Cuando Alí recuperó la conciencia, seguía esposado a la silla, pero le habían quitado el plástico, que estaba hecho una bola en la papelera.

—De usar y tirar —dijo Señor Pequeño.

—¿Quién necesita el potro o la Inquisición española cuando hay un rollo de film transparente en la cocina? —preguntó Señor Grande. Era una proposición filosófica, no una pregunta.

—¿Quieres un poco de vodka? —Señor Pequeño vertió vodka en la boca de Alí como si estuviera llenando un depósito de gasolina. Alí se lo bebió a grandes sorbos, ansioso por estar aturdido.

—Volvemos al trabajo —dijo Señor Pequeño—. ¿Adónde va la chica?

—Por favor, tengo familia, hijos pequeños y padres ancianos en Pakistán que no tienen otro medio de vida.

—Cabrón repugnante. ¿Qué estabas haciendo con tu putita, escribir cartas a casa?

—Fui débil. Me tentaron y caí.

—¿Adónde irá la chica?

—Juro que no lo sé.

—Última oportunidad.

—Por favor.

Señor Grande arrancó un trozo de envoltorio plástico y en cuanto Alí notó el contacto en su mejilla, saltó con silla y todo.

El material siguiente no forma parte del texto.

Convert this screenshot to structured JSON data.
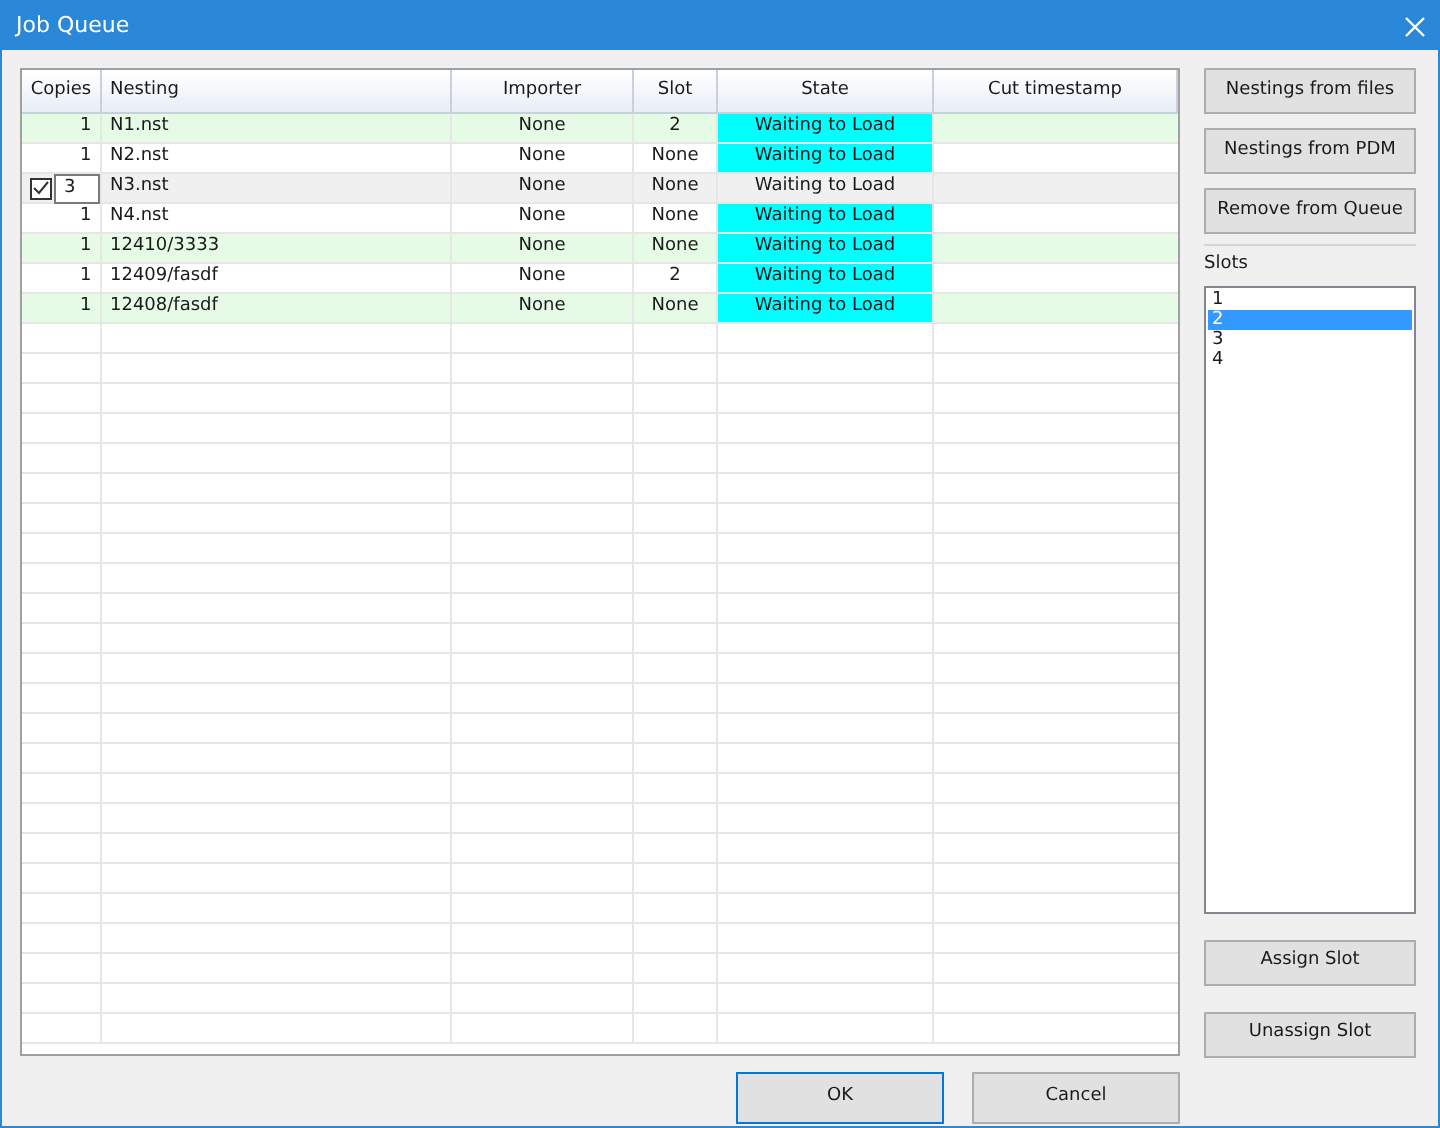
{
  "window": {
    "title": "Job Queue"
  },
  "table": {
    "columns": [
      "Copies",
      "Nesting",
      "Importer",
      "Slot",
      "State",
      "Cut timestamp"
    ],
    "rows": [
      {
        "copies": "1",
        "nesting": "N1.nst",
        "importer": "None",
        "slot": "2",
        "state": "Waiting to Load",
        "highlighted": true,
        "shaded": true,
        "editing": false
      },
      {
        "copies": "1",
        "nesting": "N2.nst",
        "importer": "None",
        "slot": "None",
        "state": "Waiting to Load",
        "highlighted": true,
        "shaded": false,
        "editing": false
      },
      {
        "copies": "3",
        "nesting": "N3.nst",
        "importer": "None",
        "slot": "None",
        "state": "Waiting to Load",
        "highlighted": false,
        "editing": true,
        "checked": true
      },
      {
        "copies": "1",
        "nesting": "N4.nst",
        "importer": "None",
        "slot": "None",
        "state": "Waiting to Load",
        "highlighted": true,
        "shaded": false,
        "editing": false
      },
      {
        "copies": "1",
        "nesting": "12410/3333",
        "importer": "None",
        "slot": "None",
        "state": "Waiting to Load",
        "highlighted": true,
        "shaded": true,
        "editing": false
      },
      {
        "copies": "1",
        "nesting": "12409/fasdf",
        "importer": "None",
        "slot": "2",
        "state": "Waiting to Load",
        "highlighted": true,
        "shaded": false,
        "editing": false
      },
      {
        "copies": "1",
        "nesting": "12408/fasdf",
        "importer": "None",
        "slot": "None",
        "state": "Waiting to Load",
        "highlighted": true,
        "shaded": true,
        "editing": false
      }
    ]
  },
  "side_buttons": [
    "Nestings from files",
    "Nestings from PDM",
    "Remove from Queue"
  ],
  "slots": {
    "label": "Slots",
    "items": [
      {
        "label": "1",
        "selected": false
      },
      {
        "label": "2",
        "selected": true
      },
      {
        "label": "3",
        "selected": false
      },
      {
        "label": "4",
        "selected": false
      }
    ]
  },
  "slot_buttons": [
    "Assign Slot",
    "Unassign Slot"
  ],
  "buttons": [
    {
      "label": "OK",
      "default": true
    },
    {
      "label": "Cancel",
      "default": false
    }
  ]
}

—Genio. Todo el mundo lo llama Genio, pero su verdadero nombre es Zhenia. No conozco su apellido, pero suele ir acompañado de un investigador del fiscal que se llama Renko.

—¿Dónde?

—El chico siempre anda por Tres Estaciones. Es imposible no verlo; juega al ajedrez en las salas de espera. Se lo señalaré. No hace falta que me envuelvan más.

—¿Envolverte? ¿Cómo si fueras un trozo de queso que sobra? Debes pensar que somos unos putos bárbaros.

—No, la verdad es que no, pero… No sabía qué pensar.

Señor Grande le dio un golpe a Alí en la espalda.

—Deberías haberte visto la cara. Vamos. Bajaremos por el montacargas.

Alí rió. Le costaba tenerse en pie después de que le quitaran las esposas y se vistió con torpeza por el vodka. Y cuando llegó el montacargas tuvo que pasar por encima del cadáver de Yegor. Tenía el extremo de un taco de billar que había sido su cetro y garrote metido en la boca. Alí no podía parar de reír.